I've been trying to find such a differential equation for the compound voltage

$$V_{L,r}=V_L +V_r=ri+L\frac{di}{dt}$$

which didn't seem to satisfy the criteria for a "regular ODE": $$\fbox{\ddot V_{L,r}+\frac{R}{L}\dot V_{L,r}+\alpha V_{L,r}=\frac{\alpha r}{L}e^{-rt/L}\int e^{rt/L} \ V_{L,r} \ dt}$$ with $\alpha=\frac{-Rr}{L^2}+\frac{1}{LC}$

I started with trying to express $i$ through $V_{L,r}$ as all relevant voltages are expressed in $i$ (resistor), $q$ (capacitor) and $\frac{di}{dt}$ ($V_{L,r}$).
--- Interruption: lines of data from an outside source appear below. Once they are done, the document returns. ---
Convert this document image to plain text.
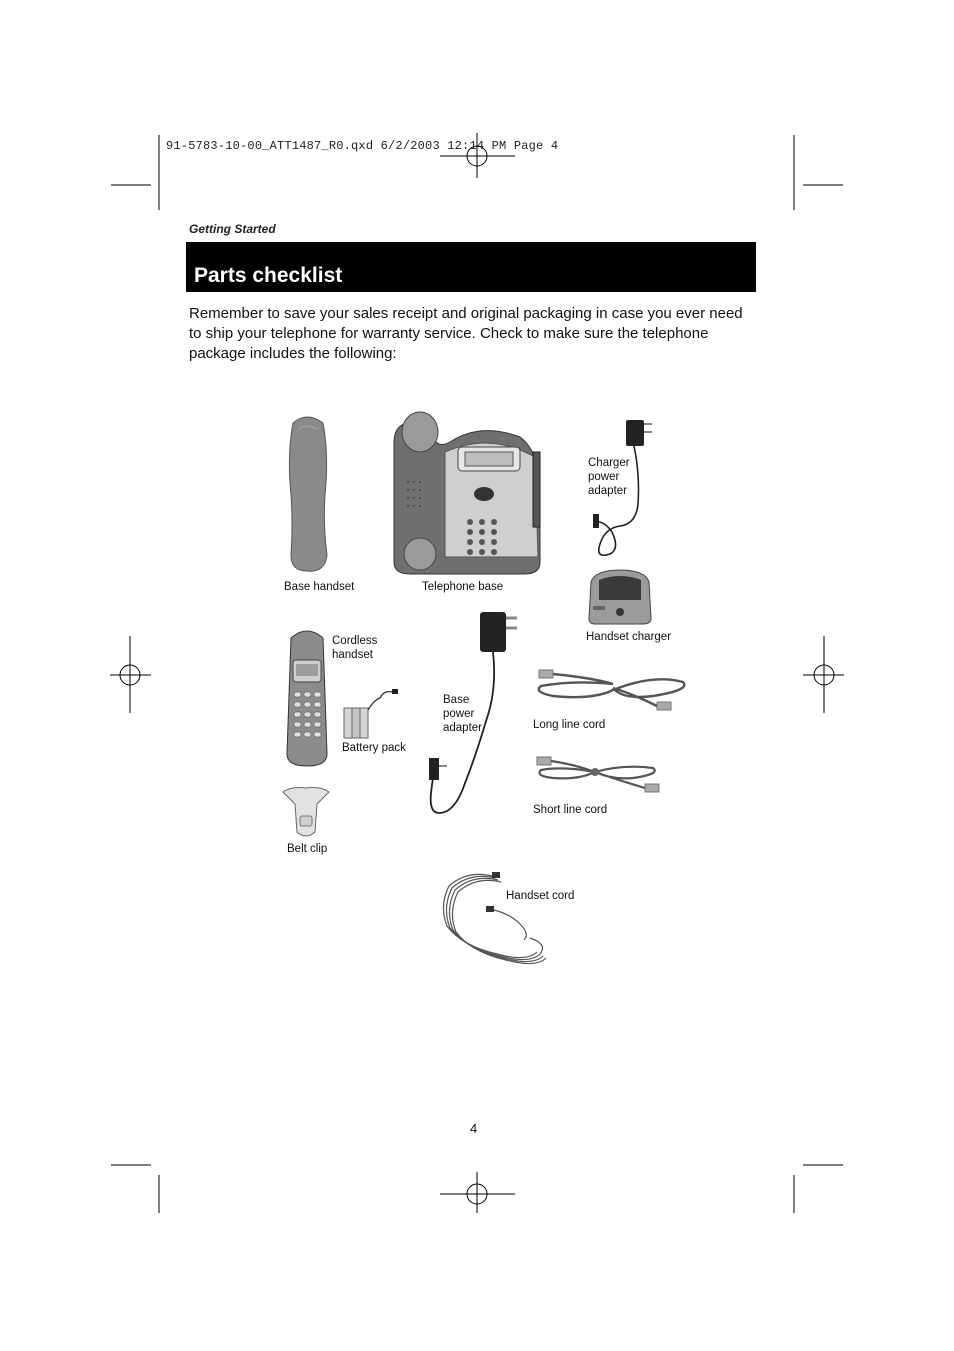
91-5783-10-00_ATT1487_R0.qxd 6/2/2003 12:14 PM Page 4
Getting Started
Parts checklist
Remember to save your sales receipt and original packaging in case you ever need to ship your telephone for warranty service. Check to make sure the telephone package includes the following:
Base handset	Telephone base
Charger
power
adapter
Handset charger
Cordless
handset
Battery pack
Base
power
adapter	Long line cord
Short line cord
Belt clip
Handset cord
4
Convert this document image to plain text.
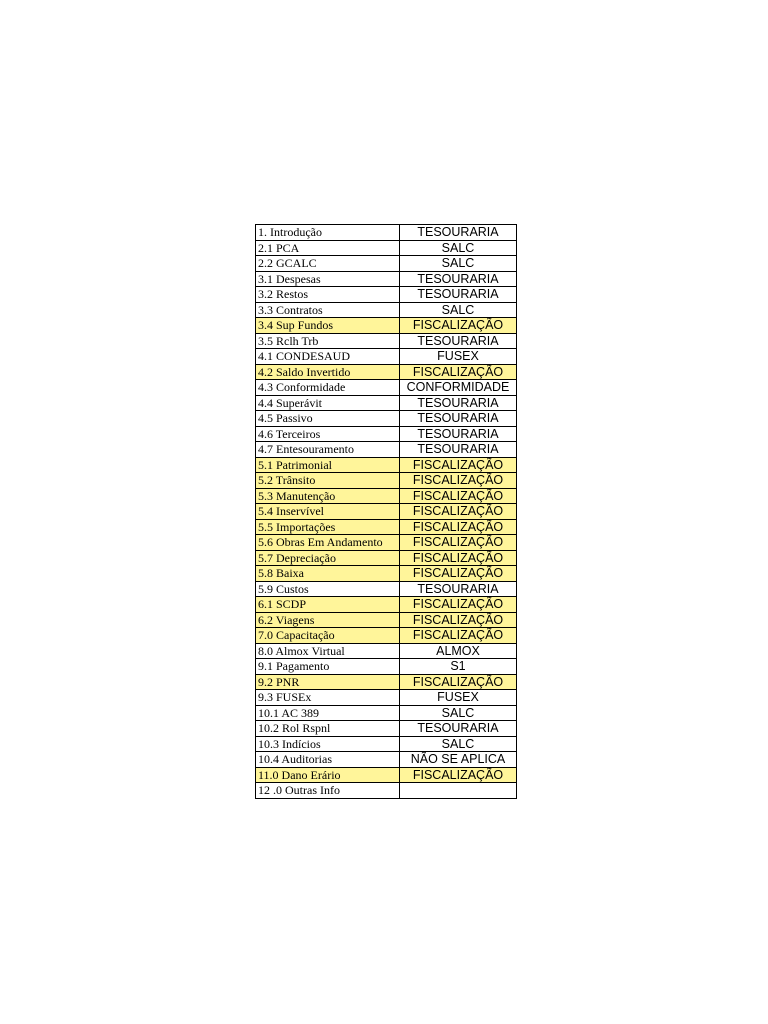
1. Introdução	TESOURARIA
2.1 PCA	SALC
2.2 GCALC	SALC
3.1 Despesas	TESOURARIA
3.2 Restos	TESOURARIA
3.3 Contratos	SALC
3.4 Sup Fundos	FISCALIZAÇÃO
3.5 Rclh Trb	TESOURARIA
4.1 CONDESAUD	FUSEX
4.2 Saldo Invertido	FISCALIZAÇÃO
4.3 Conformidade	CONFORMIDADE
4.4 Superávit	TESOURARIA
4.5 Passivo	TESOURARIA
4.6 Terceiros	TESOURARIA
4.7 Entesouramento	TESOURARIA
5.1 Patrimonial	FISCALIZAÇÃO
5.2 Trânsito	FISCALIZAÇÃO
5.3 Manutenção	FISCALIZAÇÃO
5.4 Inservível	FISCALIZAÇÃO
5.5 Importações	FISCALIZAÇÃO
5.6 Obras Em Andamento	FISCALIZAÇÃO
5.7 Depreciação	FISCALIZAÇÃO
5.8 Baixa	FISCALIZAÇÃO
5.9 Custos	TESOURARIA
6.1 SCDP	FISCALIZAÇÃO
6.2 Viagens	FISCALIZAÇÃO
7.0 Capacitação	FISCALIZAÇÃO
8.0 Almox Virtual	ALMOX
9.1 Pagamento	S1
9.2 PNR	FISCALIZAÇÃO
9.3 FUSEx	FUSEX
10.1 AC 389	SALC
10.2 Rol Rspnl	TESOURARIA
10.3 Indícios	SALC
10.4 Auditorias	NÃO SE APLICA
11.0 Dano Erário	FISCALIZAÇÃO
12 .0 Outras Info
At first through this relation by applying regular ODE properties: $V_{L,r}=ri+L\frac{di}{dt} \rightarrow \fbox{$i=\frac{1}{L}e^{-rt/L} \int e^{rt/L} \ V_{L,r} \ dt$}$, and then replaced in : $E=V_{L,r}+Ri+\frac{q}{C} \rightarrow 0=\frac{dV_{L,r}}{dt}+R\frac{di}{dt}+\frac{i}{C}$ and obtained the aforementioned DE.

Should I be using any other physical relation?
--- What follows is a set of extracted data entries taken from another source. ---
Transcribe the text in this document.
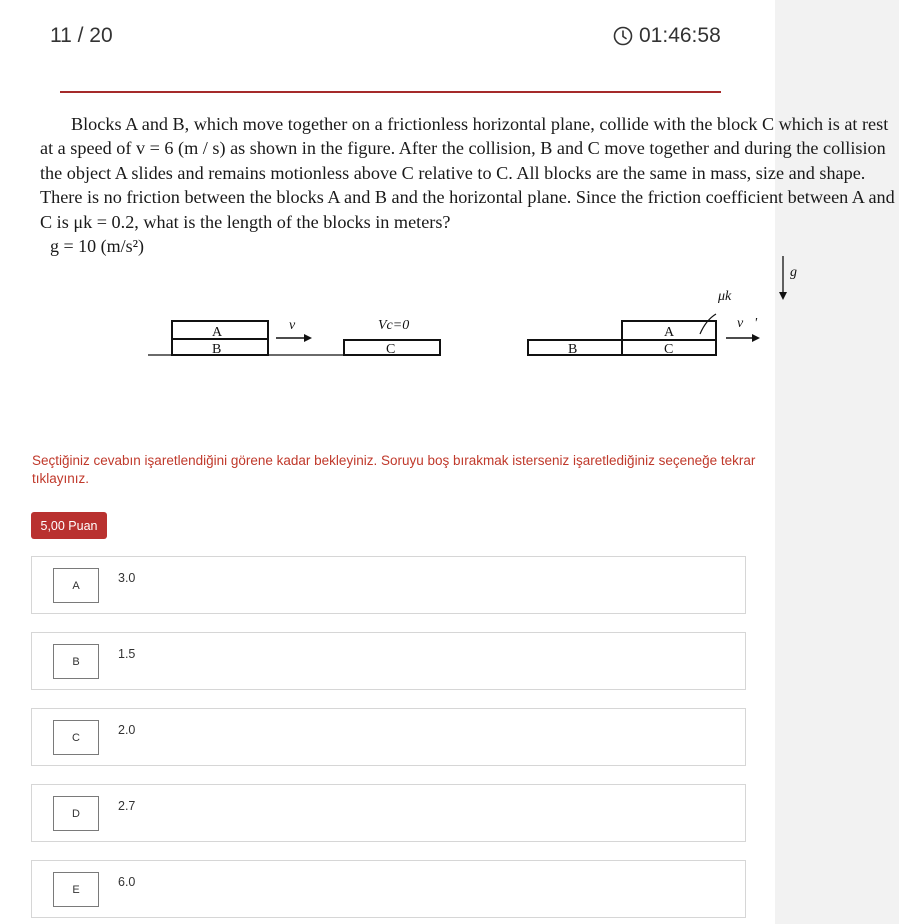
11 / 20	01:46:58

Blocks A and B, which move together on a frictionless horizontal plane, collide with the block C which is at rest at a speed of v = 6 (m / s) as shown in the figure. After the collision, B and C move together and during the collision the object A slides and remains motionless above C relative to C. All blocks are the same in mass, size and shape. There is no friction between the blocks A and B and the horizontal plane. Since the friction coefficient between A and C is μk = 0.2, what is the length of the blocks in meters?

g = 10 (m/s²)
A
B
v⃗	Vc=0
C	B
A
C
μk
v⃗'
g⃗
Seçtiğiniz cevabın işaretlendiğini görene kadar bekleyiniz. Soruyu boş bırakmak isterseniz işaretlediğiniz seçeneğe tekrar tıklayınız.
5,00 Puan
A
3.0
B
1.5
C
2.0
D
2.7
E
6.0
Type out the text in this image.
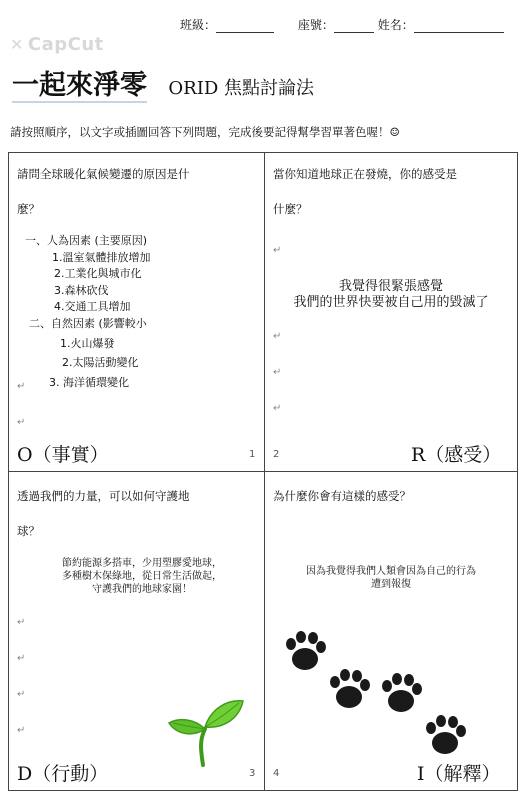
班級：	座號：	姓名：
✕ CapCut
一起來淨零 ORID 焦點討論法
請按照順序，以文字或插圖回答下列問題，完成後要記得幫學習單著色喔！☺
請問全球暖化氣候變遷的原因是什
麼？
一、人為因素 (主要原因)
1.溫室氣體排放增加
2.工業化與城市化
3.森林砍伐
4.交通工具增加
二、自然因素 (影響較小
1.火山爆發
2.太陽活動變化
3. 海洋循環變化
↵
↵
O（事實）	1
當你知道地球正在發燒，你的感受是
什麼？
↵
我覺得很緊張感覺
我們的世界快要被自己用的毀滅了
↵
↵
↵
2	R（感受）
透過我們的力量，可以如何守護地
球？
節約能源多搭車，少用塑膠愛地球，
多種樹木保綠地，從日常生活做起，
守護我們的地球家園！
↵
↵
↵
↵
D（行動）	3
為什麼你會有這樣的感受？
因為我覺得我們人類會因為自己的行為
遭到報復
4	I（解釋）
• Could you add a diagram showing the circuit - it's not clear whether you intend for all these components to be in series. Oct 3, 2014 at 0:08

It is not clear to me why you want to do such a complicated thing. But if you want to follow this way, a slight easier approach is to resolve for the voltage $V_L$. The KVL for your circuit is $$\tag{1} E=V_L+(R+r)i+\frac{q}{C}$$ Now assuming zero initial conditions you have to express $i$ and $q$ in terms of $V_L$. The current $i$ is easily derived from the constitutive relation of the inductor: $$\tag{2} i(t)=\frac{1}{L}\int_0^{t}V_L(t')dt'$$ while for the (2) the charge $q(t)$ is $$\tag{3} q(t)=\int_0^{t}i(t')dt'=\frac{1}{L}\int_0^{t}dt'\int_0^{t}V_L(t'')dt''$$ substituting (2) and (3) in (1) you have the equation
$$\tag{4} E=V_L+\frac{R+r}{L}\int_0^{t}V_L(t')dt'+\frac{1}{LC}\int_0^{t}dt'\int_0^{t}V_L(t'')dt''$$
Differentiating (4) twice you get: $$\tag{5} \ddot{V_L}+\frac{R+r}{L}\dot{V_L}+\frac{1}{LC}V_L=0$$
• Thank you! Still, what led me consider this problem was that if I could obtain a DE for $V_{L,r}$ in a simple RL circuit ($V_{L,r}+\frac{L}{R+r} \frac{dV_{L,r}}{dt}=\frac{rE}{r+R}$, maybe I could obtain such a DE in a RLC one.